Absorption tower and regeneration tower

Optimization and Verification of CO2 Separation and Recovery Equipment

For CO2 separation and recovery equipment, there are requirements such as low energy consumption, equipment miniaturization, and low cost.

CO2 separation and recovery equipment mainly consists of four parts: absorption tower, regeneration tower, regeneration heat exchanger and reboiler.

These requirements are met by optimizing the four main components and process design, and improving thehttps://www.yitan2010.com/what-are-the-key-differences-between-absorption-towers-and-regeneration-towers-in performance of the absorbent liquid.

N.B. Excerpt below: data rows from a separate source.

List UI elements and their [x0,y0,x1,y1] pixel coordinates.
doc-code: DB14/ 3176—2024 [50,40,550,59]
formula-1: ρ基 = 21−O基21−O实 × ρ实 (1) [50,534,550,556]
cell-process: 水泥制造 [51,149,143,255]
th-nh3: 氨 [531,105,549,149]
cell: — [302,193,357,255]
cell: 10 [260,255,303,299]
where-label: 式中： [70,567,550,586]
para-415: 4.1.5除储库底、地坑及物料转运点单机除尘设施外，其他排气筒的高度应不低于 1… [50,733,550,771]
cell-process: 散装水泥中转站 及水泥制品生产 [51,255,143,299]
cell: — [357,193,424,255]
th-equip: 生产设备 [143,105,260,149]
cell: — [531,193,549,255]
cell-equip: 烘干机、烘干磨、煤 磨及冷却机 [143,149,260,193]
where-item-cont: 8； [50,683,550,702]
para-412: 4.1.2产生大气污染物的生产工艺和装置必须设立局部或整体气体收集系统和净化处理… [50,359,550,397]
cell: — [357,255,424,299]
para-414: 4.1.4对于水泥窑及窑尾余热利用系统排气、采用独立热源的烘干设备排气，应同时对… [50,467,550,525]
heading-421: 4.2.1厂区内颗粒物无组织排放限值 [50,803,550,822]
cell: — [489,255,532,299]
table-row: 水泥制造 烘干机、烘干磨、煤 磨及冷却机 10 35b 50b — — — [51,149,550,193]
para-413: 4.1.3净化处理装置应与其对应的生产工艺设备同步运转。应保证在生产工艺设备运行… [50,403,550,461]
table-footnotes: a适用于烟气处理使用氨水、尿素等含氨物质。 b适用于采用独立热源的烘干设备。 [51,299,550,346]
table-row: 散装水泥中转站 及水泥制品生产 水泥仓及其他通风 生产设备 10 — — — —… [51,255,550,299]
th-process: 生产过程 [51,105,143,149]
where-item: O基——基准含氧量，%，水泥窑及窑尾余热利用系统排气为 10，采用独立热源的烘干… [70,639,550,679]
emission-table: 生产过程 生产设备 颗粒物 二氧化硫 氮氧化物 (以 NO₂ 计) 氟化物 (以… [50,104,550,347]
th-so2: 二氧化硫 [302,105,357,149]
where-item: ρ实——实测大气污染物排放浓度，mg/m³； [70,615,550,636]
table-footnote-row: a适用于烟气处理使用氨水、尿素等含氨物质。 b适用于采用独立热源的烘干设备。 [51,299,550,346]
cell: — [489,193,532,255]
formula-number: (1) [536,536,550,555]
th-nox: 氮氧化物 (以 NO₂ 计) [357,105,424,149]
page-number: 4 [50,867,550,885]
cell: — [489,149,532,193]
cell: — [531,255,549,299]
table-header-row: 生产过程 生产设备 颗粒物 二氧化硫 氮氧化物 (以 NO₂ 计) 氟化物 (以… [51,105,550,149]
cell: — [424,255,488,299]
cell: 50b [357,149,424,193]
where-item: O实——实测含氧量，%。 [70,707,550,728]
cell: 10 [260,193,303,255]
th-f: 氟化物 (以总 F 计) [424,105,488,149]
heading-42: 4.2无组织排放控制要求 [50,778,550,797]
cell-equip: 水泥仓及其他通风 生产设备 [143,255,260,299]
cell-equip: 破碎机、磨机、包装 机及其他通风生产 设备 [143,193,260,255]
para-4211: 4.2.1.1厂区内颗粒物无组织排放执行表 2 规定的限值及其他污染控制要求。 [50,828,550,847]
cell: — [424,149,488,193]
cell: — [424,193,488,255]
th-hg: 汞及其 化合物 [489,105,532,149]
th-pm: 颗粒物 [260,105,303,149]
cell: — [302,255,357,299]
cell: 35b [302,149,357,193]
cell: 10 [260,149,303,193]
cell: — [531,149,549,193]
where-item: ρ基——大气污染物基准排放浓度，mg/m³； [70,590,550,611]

Figure 2 shows the development, verification and application process of CO2 separation and recovery technology. Scale up from laboratory scale to pilot scale and further to pilot scale while making appropriate use of process simulation and numerical fluid analysis, and reflect the knowledge gained to design real-scale equipment. Among them, the most important one is the verification on the pilot plant installed at Sigma Electric Power Ariake’s Mikawa Power Plant (Omuta City, Fukuoka Prefecture) (output 50MW).

Development, verification and application process of CO2 separation and recovery technology

While making full use of process simulation and numerical fluid analysis, we will expand the scale and apply the developed technology to the actual-scale device design through verification on the Sanchuan pilot plant.

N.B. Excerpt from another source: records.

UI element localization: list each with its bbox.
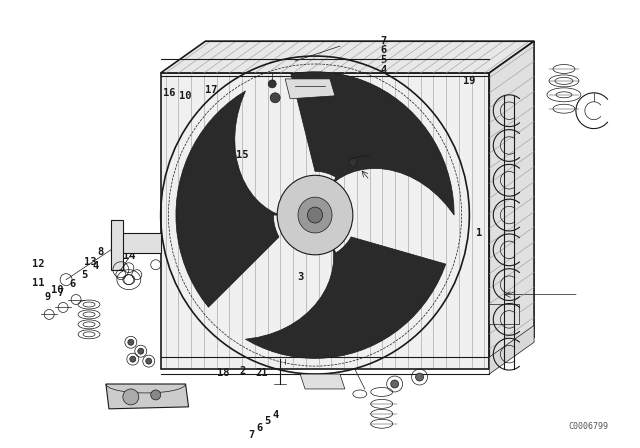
Text: 4: 4	[93, 261, 99, 271]
Text: 16: 16	[163, 88, 175, 98]
Text: 18: 18	[217, 368, 229, 378]
Polygon shape	[161, 41, 534, 73]
Text: 6: 6	[70, 279, 76, 289]
Polygon shape	[106, 384, 189, 409]
Ellipse shape	[277, 175, 353, 255]
Text: 3: 3	[298, 272, 304, 282]
Circle shape	[146, 358, 152, 364]
Circle shape	[123, 389, 139, 405]
Text: 5: 5	[264, 416, 271, 426]
Text: 19: 19	[463, 76, 476, 86]
Text: 13: 13	[84, 257, 97, 267]
Polygon shape	[246, 237, 446, 358]
Text: 21: 21	[255, 368, 268, 378]
Polygon shape	[111, 220, 123, 270]
Text: 8: 8	[97, 246, 103, 257]
Text: 20: 20	[110, 387, 122, 397]
Circle shape	[270, 93, 280, 103]
Circle shape	[128, 339, 134, 345]
Circle shape	[390, 380, 399, 388]
Text: C0006799: C0006799	[569, 422, 609, 431]
Circle shape	[151, 390, 161, 400]
Text: 1: 1	[476, 228, 483, 238]
Text: 6: 6	[381, 45, 387, 56]
Text: 3: 3	[209, 277, 215, 287]
Polygon shape	[489, 305, 519, 324]
Text: 14: 14	[123, 251, 135, 261]
Circle shape	[268, 80, 276, 88]
Text: 7: 7	[249, 430, 255, 440]
Circle shape	[415, 373, 424, 381]
Text: 6: 6	[257, 423, 262, 433]
Polygon shape	[111, 233, 161, 253]
Text: 15: 15	[236, 150, 248, 160]
Circle shape	[138, 348, 144, 354]
Ellipse shape	[298, 197, 332, 233]
Text: 4: 4	[272, 409, 278, 420]
Ellipse shape	[307, 207, 323, 223]
Text: 9: 9	[44, 293, 51, 302]
Text: 10: 10	[179, 91, 191, 101]
Polygon shape	[300, 374, 345, 389]
Polygon shape	[489, 325, 534, 374]
Polygon shape	[291, 72, 454, 215]
Circle shape	[130, 356, 136, 362]
Text: 2: 2	[239, 366, 245, 376]
Polygon shape	[161, 73, 489, 369]
Text: 5: 5	[81, 270, 87, 280]
Text: 10: 10	[51, 285, 64, 295]
Polygon shape	[285, 79, 335, 99]
Text: 4: 4	[381, 65, 387, 74]
Polygon shape	[489, 41, 534, 369]
Text: 7: 7	[381, 35, 387, 46]
Text: 17: 17	[205, 85, 218, 95]
Polygon shape	[176, 91, 280, 307]
Text: 7: 7	[58, 288, 64, 298]
Text: 12: 12	[32, 259, 45, 269]
Circle shape	[349, 159, 357, 166]
Text: 11: 11	[32, 278, 45, 288]
Text: 5: 5	[381, 55, 387, 65]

The pilot plant was installed in 2009 and has the ability to process a portion of the power plant’s exhaust gas and separate and recover CO2 at a rate of 10t/day. This pilot plant was used to verify the system performance, actual exhaust gas state, and the impact of impurities contained on the performance of the absorbent liquid, as well as operability, applicability, and maintainability, and the results were applied to a real-scale device⑴.

For example, in order to supply the heat required for the reaction in the regeneration tower, a part of the steam used for power generation is generally extracted as a heat source. However, when the amount of waste gas to be treated is huge, the heat supply required is also very large, which will lead to a reduction in power generation efficiency. . In order to prevent this, it is necessary to develop an absorbing liquid with smaller reaction heat, adopt a heat recovery process and optimize the design of the regeneration heat exchanger, thereby increasing the recovery heat in the device.

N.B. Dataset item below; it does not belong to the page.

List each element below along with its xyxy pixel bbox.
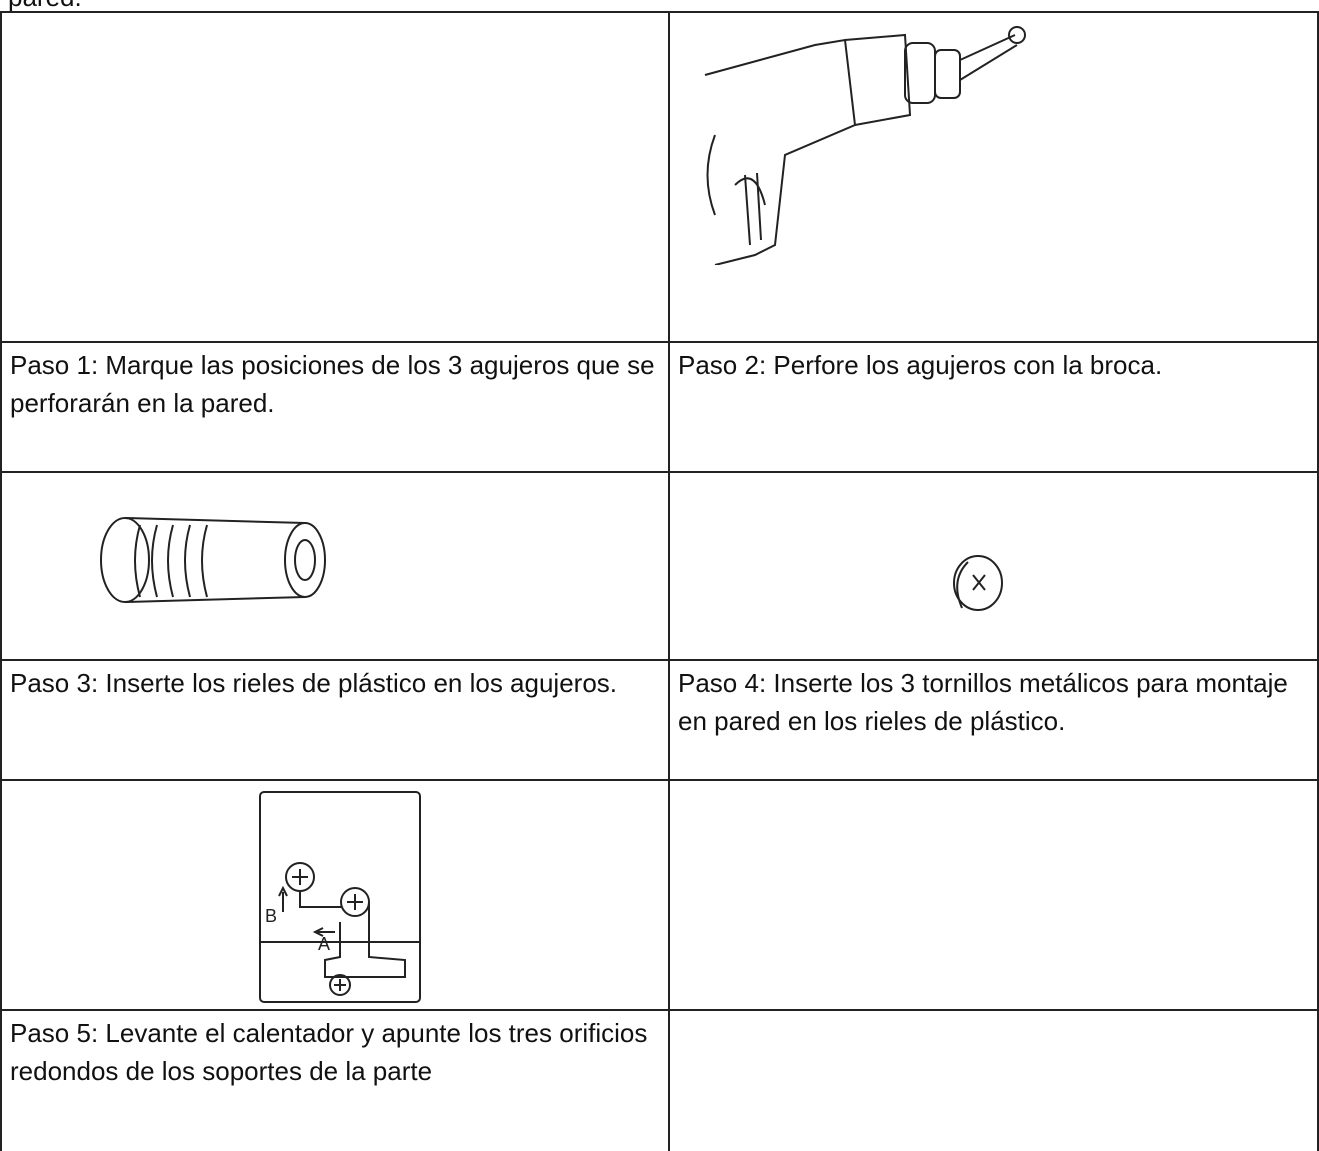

In addition, in the chemical absorption method using an amine-based absorption liquid, the waste gas after recovering the CO2 discharged from the absorption tower into the atmosphere contains trace amounts of amine components derived from the absorption liquid, which may have an impact on the environment. Therefore, on-site surveys of this exhaust gas and development of technologies to reduce the emission of amine components are also being carried out.

CO2 separation and recovery demonstration equipment

Toshiba Energy Systems built a large-scale demonstration facility near the Mikawa Power Plant to separate and recover CO2 from the exhaust gas of the power plant (Figure 3). After the construction started in February 2018, equipment delivery and installation began. After trial operation, it was officially put into use in October 2020 (2). Figure 4 shows the relationship between this demonstration equipment and the Mikawa Power Plant.

The construction and operation of CO2 separation and recovery demonstration equipment were implemented as part of the Ministry of the Environment’s “Environmentally Friendly CCS Demonstration Project,” and the project was adopted by many companies including Mizuho Research & Technology Co., Ltd. (currently Mizuho Research & Technology Co., Ltd.) . In addition, Toshiba Energy Systems is responsible for the design, construction and operation of CO2 separation and recovery demonstration equipment.